Rittenhouse's Insolvent Estate

30 Pa. Super. 468 | Pa. Super. Ct. | 1906

Opinion by

Henderson, J.,

' We held in Citizens’ National Bank v. Gass, 29 Pa. Superior Ct. 125, that the Act of June 4, 1901, P. L. 404, was not suspended by the federal bankrupt act as to wage-earners and persons engaged chiefly in farming or the tillage of the soil, because of the exception in the 4th section of chapter 3 of the act of congress of July 1, 1898, in favor of persons in the classes named. If a person of one of the excepted classes invoke the action of the national bankrupt law the jurisdiction of the United States is exclusive ; but unless such action is instituted the act of June 4, 1901, is in force. It is only suspended as to persons who can be subjected to the operation of the act of congress. A proceeding of involuntary insolvency cannot be maintained against a wage-earner or person engaged chiefly in farming or the tillage of the soil under the lat*471ter act and there is no antagonism between the state and federal laws in regard to such insolvencies. The efficiency of the act of 1901, was declared in Musser v. Brindle, 23 Pa. Superior Ct. 37, in which case executions against an insolvent farmer were set aside on the application of the assignee. See also Charles v. Smith, 29 Pa. Superior Ct. 594. The action of the court in overruling the demurrer of the appellants was in harmony with our decisions.

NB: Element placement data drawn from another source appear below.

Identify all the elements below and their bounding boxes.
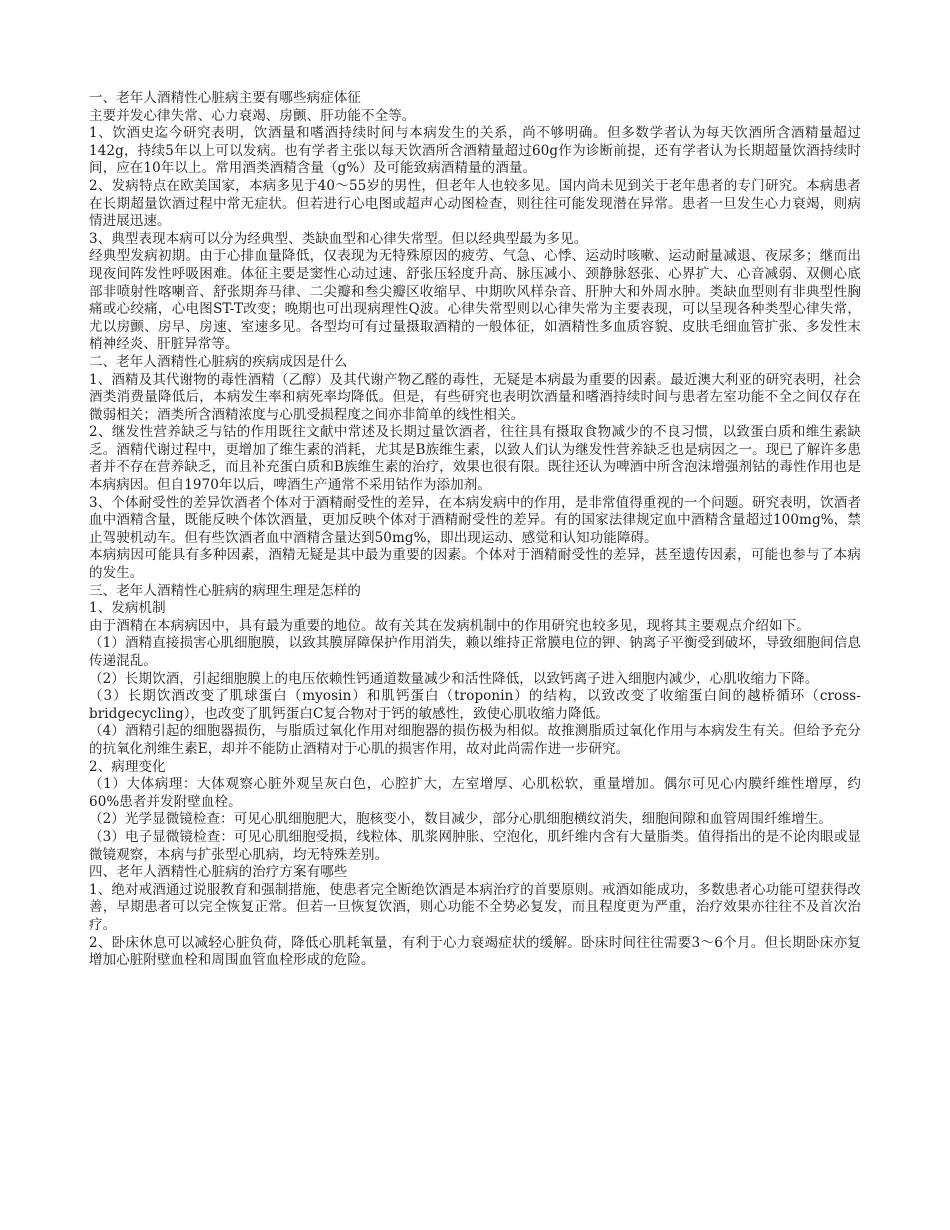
paragraph: 2、发病特点在欧美国家，本病多见于40～55岁的男性，但老年人也较多见。国内尚未见到关于老年患者的专门研究。本病患者在长期超量饮酒过程中常无症状。但若进行心电图或超声心动图检查，则往往可能发现潜在异常。患者一旦发生心力衰竭，则病情进展迅速。 <box>89 177 861 230</box>
paragraph: （2）长期饮酒，引起细胞膜上的电压依赖性钙通道数量减少和活性降低，以致钙离子进入细胞内减少，心肌收缩力下降。 <box>89 670 819 687</box>
paragraph: （3）长期饮酒改变了肌球蛋白（myosin）和肌钙蛋白（troponin）的结构，以致改变了收缩蛋白间的越桥循环（cross-bridgecycling），也改变了肌钙蛋白C复合物对于钙的敏感性，致使心肌收缩力降低。 <box>89 688 861 722</box>
paragraph: （4）酒精引起的细胞器损伤，与脂质过氧化作用对细胞器的损伤极为相似。故推测脂质过氧化作用与本病发生有关。但给予充分的抗氧化剂维生素E，却并不能防止酒精对于心肌的损害作用，故对此尚需作进一步研究。 <box>89 723 861 757</box>
paragraph: 主要并发心律失常、心力衰竭、房颤、肝功能不全等。 <box>89 107 416 124</box>
paragraph: 2、卧床休息可以减轻心脏负荷，降低心肌耗氧量，有利于心力衰竭症状的缓解。卧床时间往往需要3～6个月。但长期卧床亦复增加心脏附壁血栓和周围血管血栓形成的危险。 <box>89 934 861 969</box>
paragraph: 1、酒精及其代谢物的毒性酒精（乙醇）及其代谢产物乙醛的毒性，无疑是本病最为重要的因素。最近澳大利亚的研究表明，社会酒类消费量降低后，本病发生率和病死率均降低。但是，有些研究也表明饮酒量和嗜酒持续时间与患者左室功能不全之间仅存在微弱相关；酒类所含酒精浓度与心肌受损程度之间亦非简单的线性相关。 <box>89 371 861 423</box>
paragraph: 1、绝对戒酒通过说服教育和强制措施，使患者完全断绝饮酒是本病治疗的首要原则。戒酒如能成功，多数患者心功能可望获得改善，早期患者可以完全恢复正常。但若一旦恢复饮酒，则心功能不全势必复发，而且程度更为严重，治疗效果亦往往不及首次治疗。 <box>89 881 861 933</box>
subheading: 2、病理变化 <box>89 758 166 775</box>
paragraph: 由于酒精在本病病因中，具有最为重要的地位。故有关其在发病机制中的作用研究也较多见，现将其主要观点介绍如下。 <box>89 617 810 634</box>
document-body <box>89 90 861 970</box>
paragraph: （1）酒精直接损害心肌细胞膜，以致其膜屏障保护作用消失，赖以维持正常膜电位的钾、钠离子平衡受到破坏，导致细胞间信息传递混乱。 <box>89 635 861 669</box>
paragraph: （1）大体病理：大体观察心脏外观呈灰白色，心腔扩大，左室增厚、心肌松软，重量增加。偶尔可见心内膜纤维性增厚，约60%患者并发附壁血栓。 <box>89 776 861 810</box>
paragraph: 本病病因可能具有多种因素，酒精无疑是其中最为重要的因素。个体对于酒精耐受性的差异，甚至遗传因素，可能也参与了本病的发生。 <box>89 547 861 582</box>
paragraph: 经典型发病初期。由于心排血量降低，仅表现为无特殊原因的疲劳、气急、心悸、运动时咳嗽、运动耐量减退、夜尿多；继而出现夜间阵发性呼吸困难。体征主要是窦性心动过速、舒张压轻度升高、脉压减小、颈静脉怒张、心界扩大、心音减弱、双侧心底部非喷射性喀喇音、舒张期奔马律、二尖瓣和叁尖瓣区收缩早、中期吹风样杂音、肝肿大和外周水肿。类缺血型则有非典型性胸痛或心绞痛，心电图ST-T改变；晚期也可出现病理性Q波。心律失常型则以心律失常为主要表现，可以呈现各种类型心律失常，尤以房颤、房早、房速、室速多见。各型均可有过量摄取酒精的一般体征，如酒精性多血质容貌、皮肤毛细血管扩张、多发性末梢神经炎、肝脏异常等。 <box>89 248 861 353</box>
paragraph: （2）光学显微镜检查：可见心肌细胞肥大，胞核变小，数目减少，部分心肌细胞横纹消失，细胞间隙和血管周围纤维增生。 <box>89 811 833 828</box>
heading-section-4: 四、老年人酒精性心脏病的治疗方案有哪些 <box>89 864 348 881</box>
heading-section-1: 一、老年人酒精性心脏病主要有哪些病症体征 <box>89 90 361 106</box>
paragraph: （3）电子显微镜检查：可见心肌细胞受损，线粒体、肌浆网肿胀、空泡化，肌纤维内含有大量脂类。值得指出的是不论肉眼或显微镜观察，本病与扩张型心肌病，均无特殊差别。 <box>89 828 861 863</box>
heading-section-3: 三、老年人酒精性心脏病的病理生理是怎样的 <box>89 582 361 599</box>
paragraph: 3、个体耐受性的差异饮酒者个体对于酒精耐受性的差异，在本病发病中的作用，是非常值得重视的一个问题。研究表明，饮酒者血中酒精含量，既能反映个体饮酒量，更加反映个体对于酒精耐受性的差异。有的国家法律规定血中酒精含量超过100mg%，禁止驾驶机动车。但有些饮酒者血中酒精含量达到50mg%，即出现运动、感觉和认知功能障碍。 <box>89 494 861 546</box>
paragraph: 1、饮酒史迄今研究表明，饮酒量和嗜酒持续时间与本病发生的关系，尚不够明确。但多数学者认为每天饮酒所含酒精量超过142g，持续5年以上可以发病。也有学者主张以每天饮酒所含酒精量超过60g作为诊断前提，还有学者认为长期超量饮酒持续时间，应在10年以上。常用酒类酒精含量（g%）及可能致病酒精量的酒量。 <box>89 125 861 177</box>
heading-section-2: 二、老年人酒精性心脏病的疾病成因是什么 <box>89 353 348 370</box>
paragraph: 3、典型表现本病可以分为经典型、类缺血型和心律失常型。但以经典型最为多见。 <box>89 230 588 247</box>
paragraph: 2、继发性营养缺乏与钴的作用既往文献中常述及长期过量饮酒者，往往具有摄取食物减少的不良习惯，以致蛋白质和维生素缺乏。酒精代谢过程中，更增加了维生素的消耗，尤其是B族维生素，以致人们认为继发性营养缺乏也是病因之一。现已了解许多患者并不存在营养缺乏，而且补充蛋白质和B族维生素的治疗，效果也很有限。既往还认为啤酒中所含泡沫增强剂钴的毒性作用也是本病病因。但自1970年以后，啤酒生产通常不采用钴作为添加剂。 <box>89 424 861 494</box>
subheading: 1、发病机制 <box>89 600 166 617</box>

The order of the court is broader, however, than the exigency of the situation requires. The executions were issued on October 13, 1904, and the personal property of the defendant was sold by the sheriff on the 25th of the same month. The petition of the receiver was not presented until January 16, 1905. There was nothing irregular about the proceedings leading up to the sheriff’s sale. The most that the petitioner was entitled to was an order for the transfer of the fund in the sheriff’s hands to him and a stay of the execution so far as it operated upon the defendant’s real estate. Manifestly an order setting aside the executions and all legal proceedings had thereon would be invalid to affect the title acquired by purchasers at the sheriff’s sale of the defendant’s personal property, for at that time no objection was made to the proceeding and the sheriff had full authority to execute his writs. It was by force of them that the money was made which the court directed the sheriff to pay to the receiver. It would be inconsistent to set aside the executions and the proceedings had thereon and at the same time to ratify the action of the sheriff by directing the payment of the money made on the writs to the petitioner.

The order of the court is therefore amended so that it shall require the sheriff of Columbia county to pay Frank Ikeler, receiver, the proceeds of the sheriff’s sale of the personal property of the defendant, H. F. Rittenhouse, less the sheriff’s costs in executing the writs, and that further proceedings on the said writs be stayed.

The decree as thus amended is affirmed.